Puh, ich habe die Erstiwoche überlebt! Es war ganz schön anstrengend. Vielleicht fragt ihr euch: Was ist eigentlich die Erstiwoche? An den meisten Unis veranstaltet der Studierendenrat oder die Fachschaft sogenannte Orientierungs- oder Einführungswochen. Umgangssprachlich wird das ganze aber meistens Erstiwoche genannt. Aber was passiert da jetzt? Das habe ich mich auch bis vor einer Woche gefragt. Inzwischen habe ich Antworten:

Es geht hauptsächlich darum, sich kennenzulernen, herauszufinden, wo man hinlaufen muss, wenn man in diesem oder jenem Institut eine Veranstaltung hat, und was man sonst noch so alles über die Uni wissen muss.

Bei uns Medizinern gab es noch ein paar Infos über die Fächer, die wir jetzt die ersten beiden Jahre bis zum Physikum haben werden, welche Bücher wir brauchen und was für Prüfungen wann geschrieben werden.

Vormittags galt es also immer, eine Informationsflut zu bewältigen, nachmittags wurde das Programm lockerer. Es gab eine Stadtrallye und eine Radtour. Und abends waren wir auf Kneipentour. Diese Veranstaltungen haben definitiv geholfen, neue Kontakte zu schließen, trafen aber ansonsten überhaupt nicht meinen Geschmack.

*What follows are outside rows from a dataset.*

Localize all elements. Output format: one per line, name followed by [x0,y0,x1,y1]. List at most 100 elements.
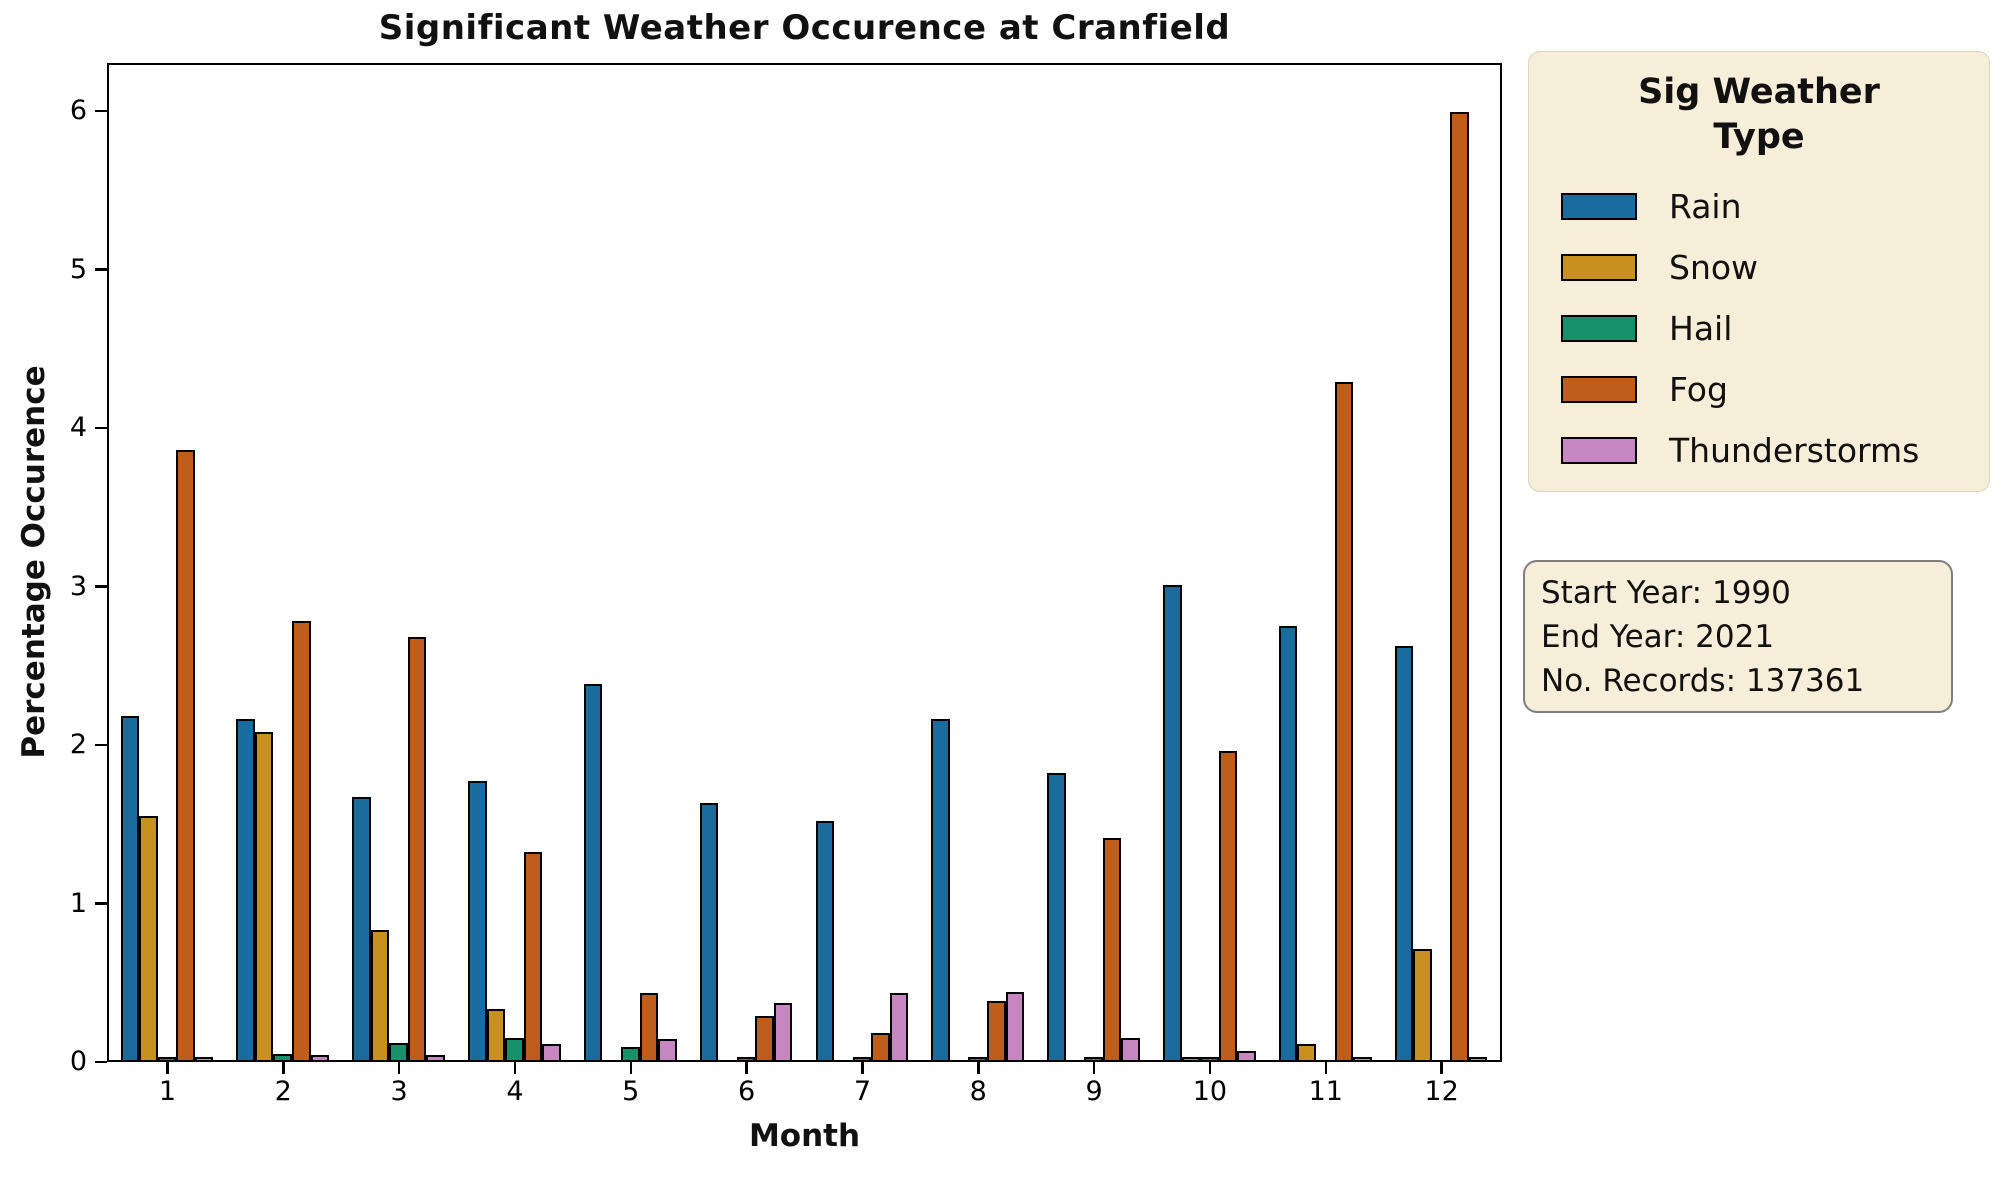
y-tick-label: 1 [69,887,87,919]
bar-snow-month-12 [1413,949,1432,1060]
x-tick-label: 7 [853,1076,871,1107]
bar-hail-month-1 [157,1056,177,1060]
x-tick-label: 8 [969,1076,987,1107]
x-tick-label: 10 [1192,1076,1228,1107]
x-tick-mark [629,1062,632,1074]
x-tick-label: 6 [737,1076,756,1107]
legend-label: Hail [1669,308,1733,348]
bar-fog-month-7 [871,1033,890,1060]
bar-rain-month-11 [1278,625,1298,1060]
bar-rain-month-5 [583,684,603,1060]
legend-swatch-rain [1561,192,1637,220]
x-tick-label: 12 [1424,1076,1459,1107]
bar-fog-month-11 [1334,381,1354,1060]
legend-title: Sig Weather Type [1553,70,1965,160]
bar-rain-month-10 [1163,584,1182,1060]
bar-rain-month-6 [699,803,719,1060]
bar-thunderstorms-month-4 [542,1044,561,1060]
bar-hail-month-10 [1200,1057,1219,1060]
bar-rain-month-8 [931,719,950,1060]
x-tick-label: 4 [506,1076,524,1107]
bar-snow-month-2 [254,731,274,1060]
bar-hail-month-8 [968,1057,987,1060]
bar-rain-month-1 [120,716,140,1060]
bar-snow-month-4 [486,1009,506,1060]
y-tick-label: 5 [69,253,87,285]
y-tick-mark [95,743,107,747]
plot-area [107,63,1502,1062]
legend-item-thunderstorms: Thunderstorms [1553,420,1965,481]
legend-label: Thunderstorms [1669,430,1920,470]
legend-title-line-1: Sig Weather [1638,72,1880,112]
x-tick-label: 5 [622,1076,640,1107]
x-tick-mark [282,1062,285,1074]
bar-snow-month-10 [1181,1057,1201,1060]
bar-thunderstorms-month-7 [889,993,909,1060]
bar-thunderstorms-month-12 [1468,1057,1488,1060]
legend-label: Snow [1669,247,1759,287]
x-tick-mark [977,1062,980,1074]
bars-layer [109,65,1500,1060]
x-tick-label: 9 [1085,1076,1103,1107]
info-start-year: Start Year: 1990 [1541,575,1791,611]
x-tick-mark [1208,1062,1212,1074]
bar-rain-month-2 [236,719,255,1060]
y-tick-mark [95,1060,107,1064]
info-end-year: End Year: 2021 [1541,619,1775,655]
bar-rain-month-3 [352,796,371,1060]
legend-label: Rain [1669,186,1742,226]
info-box: Start Year: 1990 End Year: 2021 No. Reco… [1523,560,1953,713]
bar-fog-month-6 [755,1015,774,1060]
y-tick-mark [95,585,107,588]
x-tick-mark [397,1062,401,1074]
bar-rain-month-7 [815,820,835,1060]
bar-hail-month-3 [389,1042,408,1060]
legend-label: Fog [1669,369,1728,409]
bar-thunderstorms-month-9 [1121,1037,1140,1060]
x-tick-mark [513,1062,517,1074]
x-tick-mark [1092,1062,1096,1074]
bar-rain-month-9 [1047,773,1066,1060]
y-tick-mark [95,426,107,430]
legend-swatch-snow [1561,253,1637,281]
legend: Sig Weather Type Rain Snow Hail Fog Thunders… [1528,51,1990,492]
bar-thunderstorms-month-8 [1005,991,1025,1060]
legend-swatch-fog [1561,375,1637,403]
x-tick-mark [166,1062,169,1074]
bar-fog-month-1 [176,449,195,1060]
bar-hail-month-9 [1084,1057,1103,1060]
legend-item-fog: Fog [1553,359,1965,420]
bar-thunderstorms-month-1 [194,1057,214,1060]
bar-hail-month-6 [736,1057,756,1060]
bar-rain-month-4 [468,781,487,1060]
bar-thunderstorms-month-5 [658,1039,677,1060]
bar-snow-month-1 [139,815,158,1060]
bar-fog-month-2 [292,620,311,1060]
legend-item-hail: Hail [1553,298,1965,359]
x-tick-label: 1 [158,1076,176,1107]
y-tick-label: 3 [69,570,87,602]
y-tick-label: 4 [69,412,87,443]
bar-thunderstorms-month-10 [1237,1050,1256,1060]
legend-item-snow: Snow [1553,237,1965,298]
bar-fog-month-5 [639,993,659,1060]
x-tick-mark [861,1062,864,1074]
legend-item-rain: Rain [1553,176,1965,237]
y-tick-mark [95,268,107,271]
bar-snow-month-11 [1297,1044,1316,1060]
y-tick-label: 2 [69,729,87,760]
info-num-records: No. Records: 137361 [1541,663,1865,699]
bar-thunderstorms-month-3 [426,1055,445,1060]
chart-title: Significant Weather Occurence at Cranfie… [378,8,1231,48]
bar-rain-month-12 [1394,646,1414,1060]
y-tick-mark [95,109,107,113]
legend-items: Rain Snow Hail Fog Thunderstorms [1553,176,1965,481]
x-tick-mark [1324,1062,1327,1074]
bar-fog-month-10 [1218,750,1238,1060]
bar-hail-month-7 [852,1057,872,1060]
y-tick-label: 6 [69,95,87,126]
bar-hail-month-5 [620,1047,640,1060]
bar-hail-month-2 [273,1053,292,1060]
bar-thunderstorms-month-11 [1353,1057,1372,1060]
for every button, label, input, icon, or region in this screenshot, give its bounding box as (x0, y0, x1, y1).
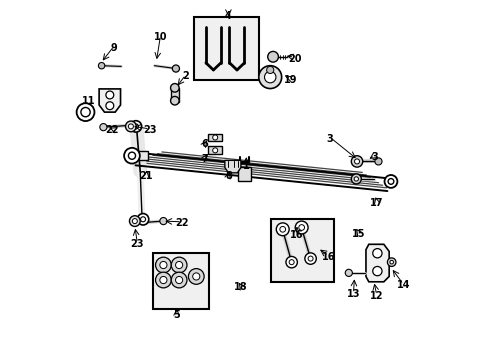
Text: 15: 15 (351, 229, 365, 239)
Circle shape (106, 91, 114, 99)
Text: 16: 16 (289, 230, 303, 240)
Polygon shape (224, 160, 241, 173)
Text: 11: 11 (82, 96, 96, 107)
Text: 2: 2 (182, 71, 188, 81)
Bar (271, 219, 333, 282)
Circle shape (160, 217, 166, 225)
Circle shape (132, 219, 137, 224)
Circle shape (267, 51, 278, 62)
Circle shape (170, 84, 179, 92)
Circle shape (386, 258, 395, 266)
Circle shape (192, 273, 200, 280)
Circle shape (389, 260, 393, 264)
Text: 14: 14 (396, 280, 409, 291)
Circle shape (106, 102, 114, 110)
Text: 23: 23 (143, 125, 156, 135)
Text: 23: 23 (130, 239, 144, 249)
Circle shape (212, 135, 217, 140)
Text: 3: 3 (326, 134, 333, 144)
Circle shape (140, 217, 145, 222)
Bar (194, 18, 258, 80)
Circle shape (374, 158, 381, 165)
Circle shape (276, 223, 288, 236)
Circle shape (307, 256, 312, 261)
Circle shape (304, 253, 316, 264)
Circle shape (350, 156, 362, 167)
Circle shape (100, 123, 107, 131)
Circle shape (155, 257, 171, 273)
Text: 12: 12 (369, 291, 383, 301)
Circle shape (266, 66, 273, 73)
Circle shape (258, 66, 281, 89)
Text: 19: 19 (284, 75, 297, 85)
Bar (207, 147, 222, 154)
Text: 16: 16 (321, 252, 334, 262)
Circle shape (175, 276, 183, 284)
Text: 17: 17 (369, 198, 383, 208)
Circle shape (170, 96, 179, 105)
Circle shape (130, 121, 142, 132)
Circle shape (264, 71, 275, 83)
Text: 3: 3 (371, 152, 378, 162)
Text: 21: 21 (139, 171, 153, 181)
Circle shape (285, 256, 297, 268)
Text: 8: 8 (224, 171, 231, 181)
Circle shape (288, 260, 294, 265)
Circle shape (353, 177, 358, 181)
Circle shape (345, 269, 352, 276)
Bar (153, 253, 208, 309)
Circle shape (354, 159, 359, 164)
Bar (207, 134, 222, 141)
Circle shape (171, 272, 186, 288)
Circle shape (279, 226, 285, 232)
Circle shape (160, 276, 166, 284)
Circle shape (81, 108, 90, 117)
Text: 22: 22 (175, 218, 188, 228)
Text: 18: 18 (234, 282, 247, 292)
Circle shape (124, 148, 140, 163)
Text: 13: 13 (346, 289, 360, 299)
Circle shape (384, 175, 397, 188)
Circle shape (295, 221, 307, 234)
Bar (134, 151, 148, 160)
Text: 5: 5 (173, 310, 180, 320)
Circle shape (128, 152, 135, 159)
Circle shape (155, 272, 171, 288)
Bar (238, 167, 250, 181)
Polygon shape (99, 89, 121, 112)
Circle shape (98, 63, 104, 69)
Circle shape (133, 124, 138, 129)
Circle shape (128, 124, 133, 129)
Text: 20: 20 (287, 54, 301, 64)
Circle shape (171, 257, 186, 273)
Text: 1: 1 (243, 161, 249, 171)
Circle shape (77, 103, 94, 121)
Text: 4: 4 (224, 11, 231, 21)
Circle shape (175, 261, 183, 269)
Text: 22: 22 (105, 125, 119, 135)
Circle shape (160, 261, 166, 269)
Circle shape (125, 121, 136, 132)
Circle shape (372, 266, 381, 276)
Circle shape (212, 148, 217, 153)
Text: 6: 6 (202, 139, 208, 149)
Circle shape (129, 216, 140, 226)
Circle shape (387, 179, 393, 184)
Bar (170, 88, 179, 102)
Circle shape (137, 213, 148, 225)
Circle shape (172, 65, 179, 72)
Text: 7: 7 (202, 154, 208, 163)
Text: 10: 10 (154, 32, 167, 42)
Circle shape (372, 249, 381, 258)
Polygon shape (365, 244, 388, 282)
Text: 9: 9 (110, 43, 117, 53)
Circle shape (188, 269, 203, 284)
Circle shape (350, 174, 361, 184)
Circle shape (298, 225, 304, 230)
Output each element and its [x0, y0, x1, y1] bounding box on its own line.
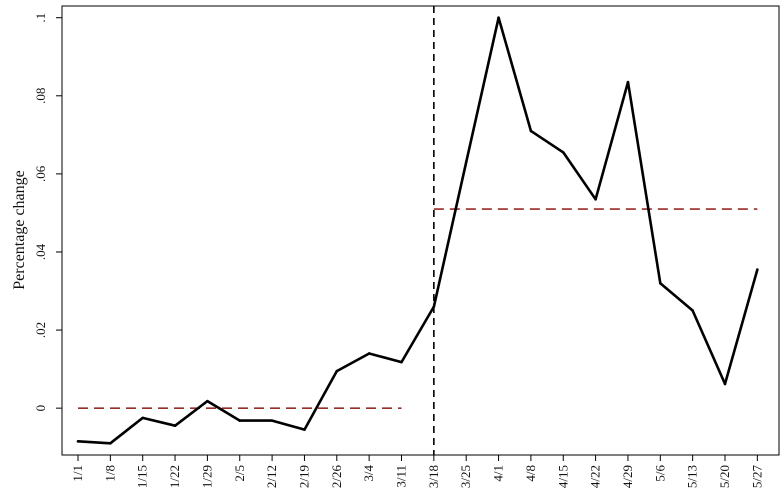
- data-point: [400, 360, 403, 364]
- x-tick-label: 4/1: [491, 465, 506, 482]
- data-point: [691, 309, 694, 312]
- data-point: [464, 160, 468, 164]
- data-point: [432, 305, 436, 308]
- x-tick-label: 5/20: [717, 465, 732, 488]
- data-point: [594, 197, 597, 201]
- data-point: [756, 268, 759, 271]
- data-point: [173, 424, 177, 428]
- y-tick-label: .1: [33, 13, 48, 23]
- data-point: [367, 352, 371, 355]
- x-tick-label: 3/18: [426, 465, 441, 488]
- series-group: [76, 16, 759, 445]
- y-tick-label: 0: [33, 405, 48, 412]
- x-tick-label: 4/29: [620, 465, 635, 488]
- data-point: [109, 441, 112, 445]
- y-axis: 0 .02 .04 .06 .08 .1: [33, 13, 62, 412]
- x-tick-label: 5/6: [652, 465, 667, 482]
- y-tick-label: .06: [33, 165, 48, 182]
- x-tick-label: 4/22: [588, 465, 603, 488]
- x-tick-label: 3/4: [361, 465, 376, 482]
- x-tick-label: 2/26: [329, 465, 344, 489]
- data-point: [626, 80, 630, 84]
- x-tick-label: 4/8: [523, 465, 538, 482]
- y-axis-title: Percentage change: [11, 170, 28, 289]
- plot-border: [61, 5, 780, 456]
- x-tick-label: 2/5: [232, 465, 247, 482]
- data-point: [723, 382, 727, 386]
- data-point: [497, 16, 500, 20]
- x-tick-label: 2/12: [264, 465, 279, 488]
- data-point: [529, 129, 533, 133]
- x-tick-label: 3/25: [458, 465, 473, 488]
- data-point: [141, 416, 144, 420]
- y-tick-label: .04: [33, 243, 48, 260]
- data-point: [659, 281, 662, 285]
- data-point: [335, 369, 339, 373]
- x-tick-label: 1/15: [135, 465, 150, 488]
- x-tick-label: 5/13: [685, 465, 700, 488]
- plot-frame: [61, 5, 780, 456]
- data-point: [206, 399, 209, 403]
- x-tick-label: 5/27: [749, 465, 764, 489]
- x-tick-label: 1/22: [167, 465, 182, 488]
- x-tick-label: 1/1: [70, 465, 85, 482]
- x-tick-label: 1/8: [102, 465, 117, 482]
- y-tick-label: .08: [33, 88, 48, 104]
- data-point: [561, 151, 565, 154]
- data-point: [238, 419, 242, 422]
- x-tick-label: 1/29: [199, 465, 214, 488]
- series-line: [77, 16, 759, 445]
- x-tick-label: 3/11: [394, 465, 409, 488]
- x-tick-label: 4/15: [555, 465, 570, 488]
- x-axis: 1/1 1/8 1/15 1/22 1/29 2/5 2/12 2/19 2/26 3/4 3/11…: [70, 455, 764, 488]
- data-point: [303, 428, 306, 431]
- x-tick-label: 2/19: [296, 465, 311, 488]
- reference-lines: [78, 6, 758, 455]
- y-tick-label: .02: [33, 322, 48, 338]
- data-point: [76, 440, 80, 443]
- data-point: [270, 419, 274, 422]
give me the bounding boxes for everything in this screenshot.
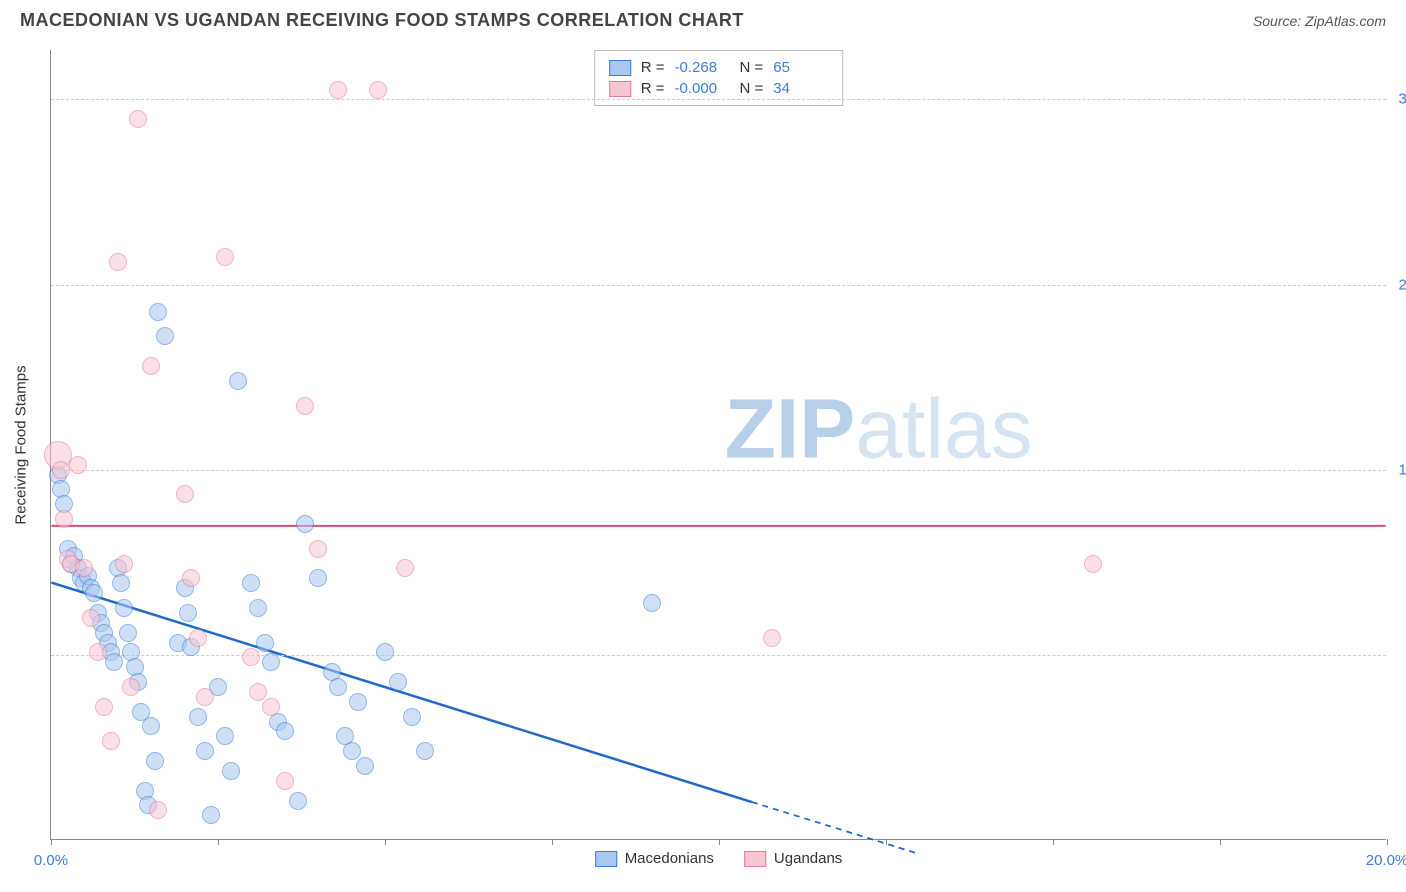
data-point xyxy=(289,792,307,810)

Glücklicherweise gibt es da noch die „kritischen Einführungswochen“. Nicht nur, dass man sich hier über kritische Themen unterhält und alternative Einrichtungen besucht, sondern auch, dass so etwas natürlich ganz bestimmte Studenten anzieht.

Beispielsweise sind wir zu einer sogenannten Volksküche gegangen und haben zusammen gekocht und danach einen Film zum Thema des Nahostkonflikts angeschaut. Es gab einige Vorträge und Diskussionsrunden zum Neoliberalismus, zu rechten Strukturen in Leipzig, zum Wirtschaftswachstum, zu Bio-Produkten und so weiter. Aller relativ links, aber sehr spannend.

Nach einer Woche habe ich auf jeden Fall tausend Ideen, was man in dieser Stadt machen könnte und auch einige Punkte, die ich dringend erledigen muss.